Attention means keeping tabs on the most important parts. Attention comes from a key observation: Not all words are equal, and some words are more crucial to understanding the sentence than other. For example, the sentence "It is raining outside". You probably understand that it's raining outside if I say: "Rain! Out!". In this case, _it_ and _is_ are completely redundant. And if a model is trying to understand the sentence, throwing out _it_ and _is_ is probably not going to make a difference.

## What's attention?

So how to focus only on the most important part? One way to do it is to multiply the important parts by a large factor, while reducing the unimportant parts values (those parts are, in fact, numbers in machine's language).
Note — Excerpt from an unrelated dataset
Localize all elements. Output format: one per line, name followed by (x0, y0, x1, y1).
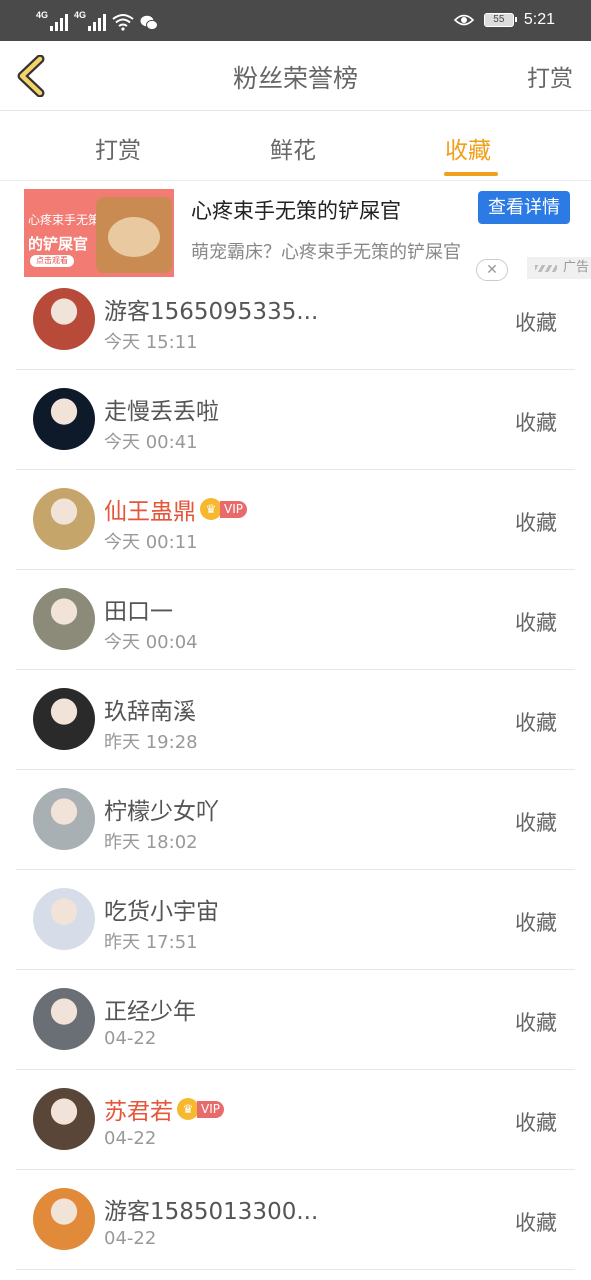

And that's what attention mechanism does.

## Try attention in code

In [None]:
%matplotlib inline

import numpy as np
from matplotlib import pyplot as plt

In [None]:
def softmax(x, t = 1):
    exp = np.exp(x / t)

    # sums over the last axis
    sum_exp = exp.sum(-1, keepdims=True)
    
    return exp / sum_exp

In [None]:
num = 5

weights = softmax(np.random.randn(num), t=0.1)
data = np.random.randn(num)

print(weights)
print(data)

In [None]:
average = data.sum() / data.size
attn_applied = weights @ data

print(average)
print(attn_applied)

print(weights.argmax())
print(data[weights.argmax()])

See how the attention mask makes the weighted average of data closer to the desired place.